İvo Andriç – Drina Köprüsü

DRİNA KÖPRÜSÜ

Yazar: İvo ANDRİÇ (1892 – 1975)

Çeviri : Hasan Âli EDİZ

Sayfa Sayısı: 354

İvo Andriç’in ona Nobel Edebiyat Ödülü kazandıran ünlü romanı Drina Köprüsü Sırpça yazılmış, Cumhuriyet tarihimizde Türkçeye çevrilen ilk Sırpça kitaptır. İlk çeviren de Nuriye Müstakimoğlu.

*

Romana konu olan Drina Köprüsünü, Drina Irmağı üzerinde 1571’ de Sadrazam Sokollu Mehmet Paşa yaptırmış. 7 m. genişliğinde 180 m. uzunluğunda, şimdi Sırbistan sınırları içinde Bosna –Hersek özerk bölgesinde kalan, ortak dünya kalıtları listesine alınan bir yapıdır.

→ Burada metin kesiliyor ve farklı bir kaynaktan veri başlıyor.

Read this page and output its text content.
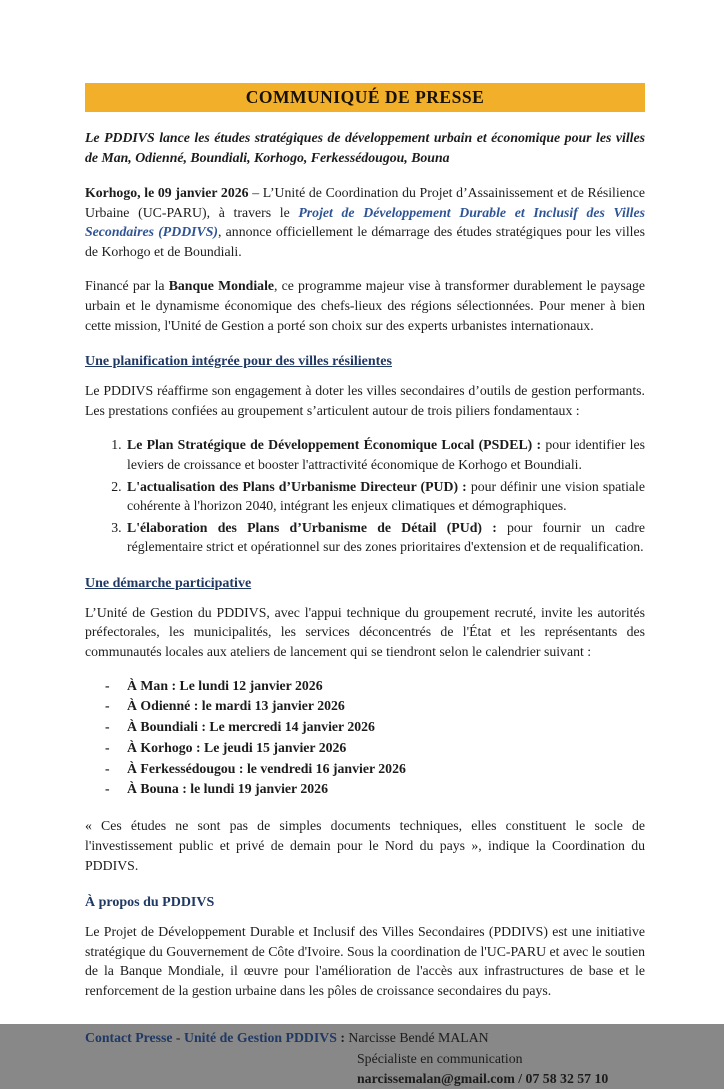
COMMUNIQUÉ DE PRESSE

Le PDDIVS lance les études stratégiques de développement urbain et économique pour les villes de Man, Odienné, Boundiali, Korhogo, Ferkessédougou, Bouna

Korhogo, le 09 janvier 2026 – L’Unité de Coordination du Projet d’Assainissement et de Résilience Urbaine (UC-PARU), à travers le Projet de Développement Durable et Inclusif des Villes Secondaires (PDDIVS), annonce officiellement le démarrage des études stratégiques pour les villes de Korhogo et de Boundiali.

Financé par la Banque Mondiale, ce programme majeur vise à transformer durablement le paysage urbain et le dynamisme économique des chefs-lieux des régions sélectionnées. Pour mener à bien cette mission, l'Unité de Gestion a porté son choix sur des experts urbanistes internationaux.

Une planification intégrée pour des villes résilientes

Le PDDIVS réaffirme son engagement à doter les villes secondaires d’outils de gestion performants. Les prestations confiées au groupement s’articulent autour de trois piliers fondamentaux :

1. Le Plan Stratégique de Développement Économique Local (PSDEL) : pour identifier les leviers de croissance et booster l'attractivité économique de Korhogo et Boundiali.
2. L'actualisation des Plans d’Urbanisme Directeur (PUD) : pour définir une vision spatiale cohérente à l'horizon 2040, intégrant les enjeux climatiques et démographiques.
3. L'élaboration des Plans d’Urbanisme de Détail (PUd) : pour fournir un cadre réglementaire strict et opérationnel sur des zones prioritaires d'extension et de requalification.
Une démarche participative

L’Unité de Gestion du PDDIVS, avec l'appui technique du groupement recruté, invite les autorités préfectorales, les municipalités, les services déconcentrés de l'État et les représentants des communautés locales aux ateliers de lancement qui se tiendront selon le calendrier suivant :

-	À Man : Le lundi 12 janvier 2026
-	À Odienné : le mardi 13 janvier 2026
-	À Boundiali : Le mercredi 14 janvier 2026
-	À Korhogo : Le jeudi 15 janvier 2026
-	À Ferkessédougou : le vendredi 16 janvier 2026
-	À Bouna : le lundi 19 janvier 2026

« Ces études ne sont pas de simples documents techniques, elles constituent le socle de l'investissement public et privé de demain pour le Nord du pays », indique la Coordination du PDDIVS.

À propos du PDDIVS

Le Projet de Développement Durable et Inclusif des Villes Secondaires (PDDIVS) est une initiative stratégique du Gouvernement de Côte d'Ivoire. Sous la coordination de l'UC-PARU et avec le soutien de la Banque Mondiale, il œuvre pour l'amélioration de l'accès aux infrastructures de base et le renforcement de la gestion urbaine dans les pôles de croissance secondaires du pays.

Contact Presse - Unité de Gestion PDDIVS : Narcisse Bendé MALAN

Spécialiste en communication
narcissemalan@gmail.com / 07 58 32 57 10
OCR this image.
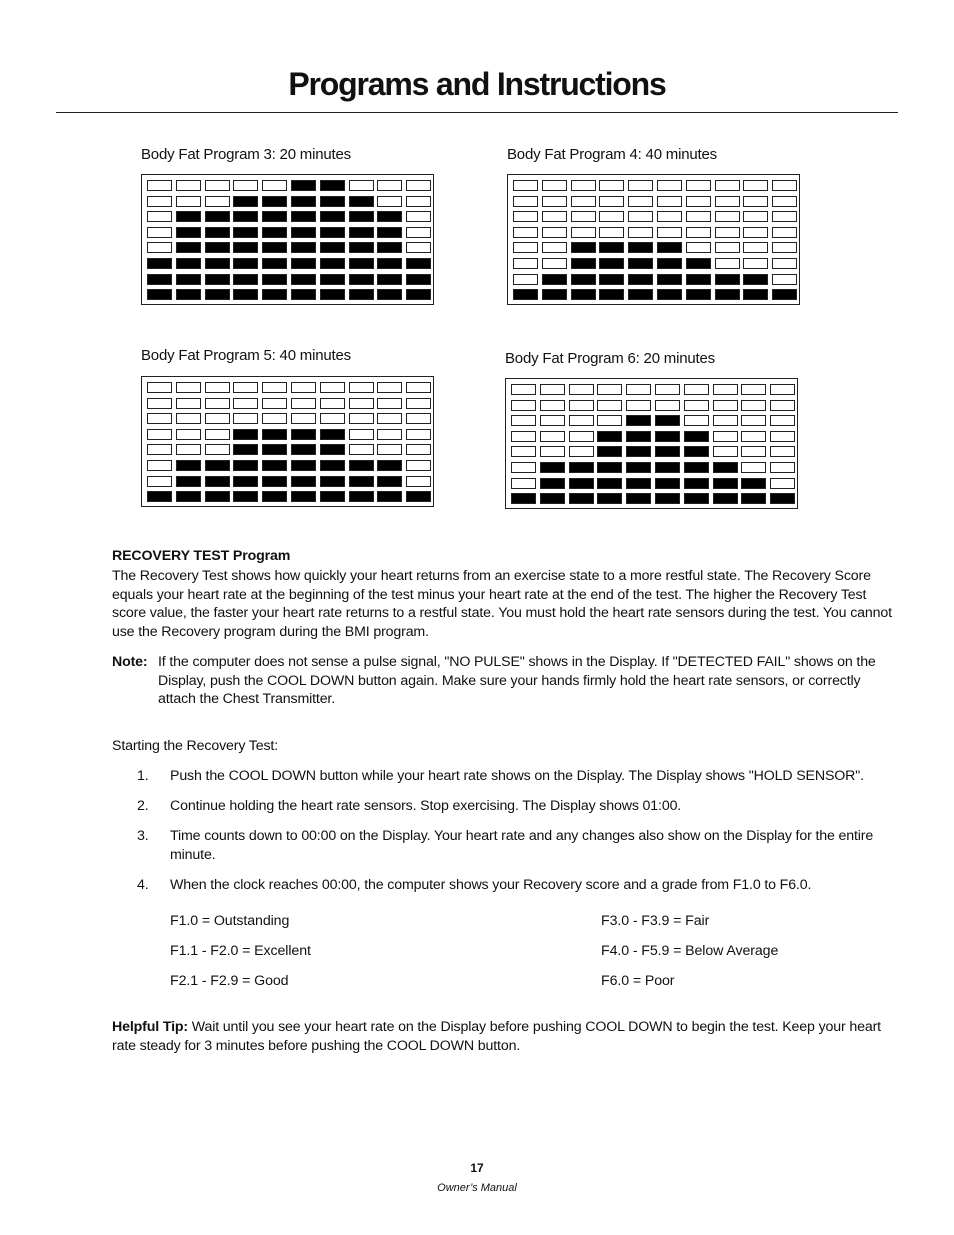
Programs and Instructions
Body Fat Program 3: 20 minutes	Body Fat Program 4: 40 minutes
Body Fat Program 5: 40 minutes	Body Fat Program 6: 20 minutes
RECOVERY TEST Program

The Recovery Test shows how quickly your heart returns from an exercise state to a more restful state. The Recovery Score equals your heart rate at the beginning of the test minus your heart rate at the end of the test. The higher the Recovery Test score value, the faster your heart rate returns to a restful state. You must hold the heart rate sensors during the test. You cannot use the Recovery program during the BMI program.

Note: If the computer does not sense a pulse signal, "NO PULSE" shows in the Display. If "DETECTED FAIL" shows on the Display, push the COOL DOWN button again. Make sure your hands firmly hold the heart rate sensors, or correctly attach the Chest Transmitter.

Starting the Recovery Test:

1. Push the COOL DOWN button while your heart rate shows on the Display. The Display shows "HOLD SENSOR".
2. Continue holding the heart rate sensors. Stop exercising. The Display shows 01:00.
3. Time counts down to 00:00 on the Display. Your heart rate and any changes also show on the Display for the entire minute.
4. When the clock reaches 00:00, the computer shows your Recovery score and a grade from F1.0 to F6.0.
F1.0 = Outstanding
F1.1 - F2.0 = Excellent
F2.1 - F2.9 = Good
F3.0 - F3.9 = Fair
F4.0 - F5.9 = Below Average
F6.0 = Poor

Helpful Tip: Wait until you see your heart rate on the Display before pushing COOL DOWN to begin the test. Keep your heart rate steady for 3 minutes before pushing the COOL DOWN button.

17
Owner’s Manual
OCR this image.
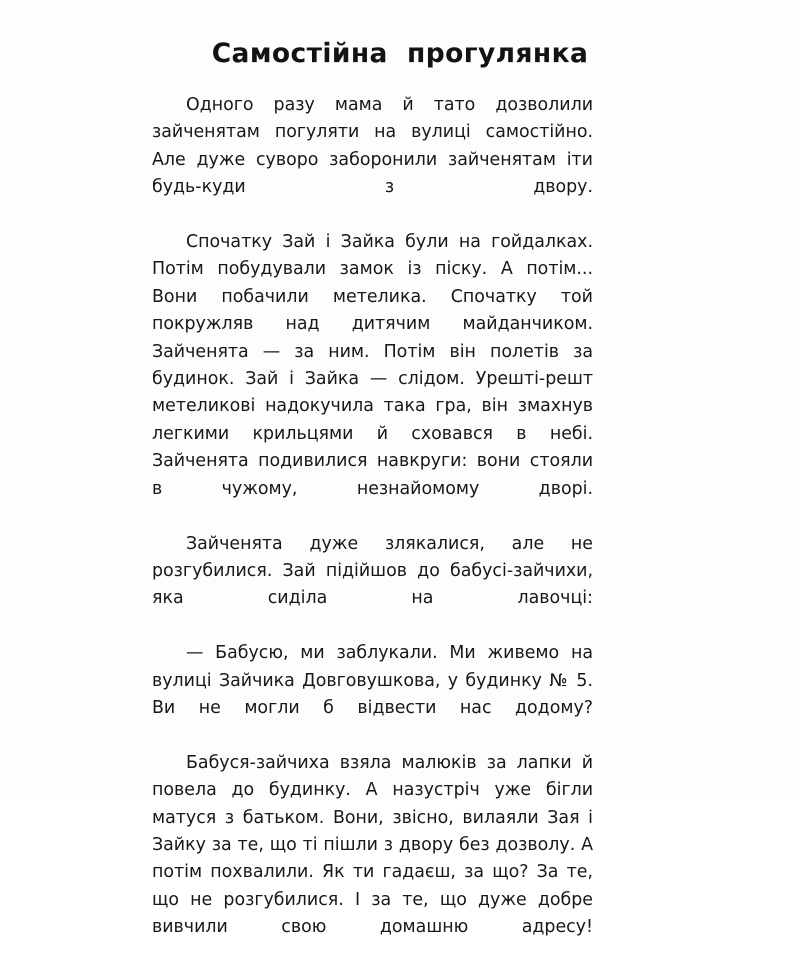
Самостійна  прогулянка

Одного разу мама й тато дозволили зайченятам погуляти на вулиці самостійно. Але дуже суворо заборонили зайченятам іти будь-куди з двору.

Спочатку Зай і Зайка були на гойдалках. Потім побудували замок із піску. А потім... Вони побачили метелика. Спочатку той покружляв над дитячим майданчиком. Зайченята — за ним. Потім він полетів за будинок. Зай і Зайка — слідом. Урешті-решт метеликові надокучила така гра, він змахнув легкими крильцями й сховався в небі. Зайченята подивилися навкруги: вони стояли в чужому, незнайомому дворі.

Зайченята дуже злякалися, але не розгубилися. Зай підійшов до бабусі-зайчихи, яка сиділа на лавочці:

— Бабусю, ми заблукали. Ми живемо на вулиці Зайчика Довговушкова, у будинку № 5. Ви не могли б відвести нас додому?

Бабуся-зайчиха взяла малюків за лапки й повела до будинку. А назустріч уже бігли матуся з батьком. Вони, звісно, вилаяли Зая і Зайку за те, що ті пішли з двору без дозволу. А потім похвалили. Як ти гадаєш, за що? За те, що не розгубилися. І за те, що дуже добре вивчили свою домашню адресу!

Osmanlı Devleti’nin çöküş dönemi ile Birinci Dünya Savaşı yıllarında Balkanlarda yaşamı; bu ünlü köprünün öncesini, yapım aşamalarını ve sonrası, çevresinde geçen olayları anlatan romanı okumak bana çok hoş barışçıl, hümanist duygular verdi. Bu, Nobel Ödülünü kesinlikle hak ettiğine inandığım İvo Andriç’ in hümanizmine borçlu olduğumuzu düşünüyorum. Kendisi bir Sırp olmasına karşın bu kitapta tam olarak yansız bir dil kullandığını, en küçük kin ve nefret yansıtmadığını gördüm. İşte evrensel barışçıl ve hümanist olmak budur. Yazın insanlarının evrensel yazar düzeyine yükselmelerinin nedeni de bu olsa gerektir.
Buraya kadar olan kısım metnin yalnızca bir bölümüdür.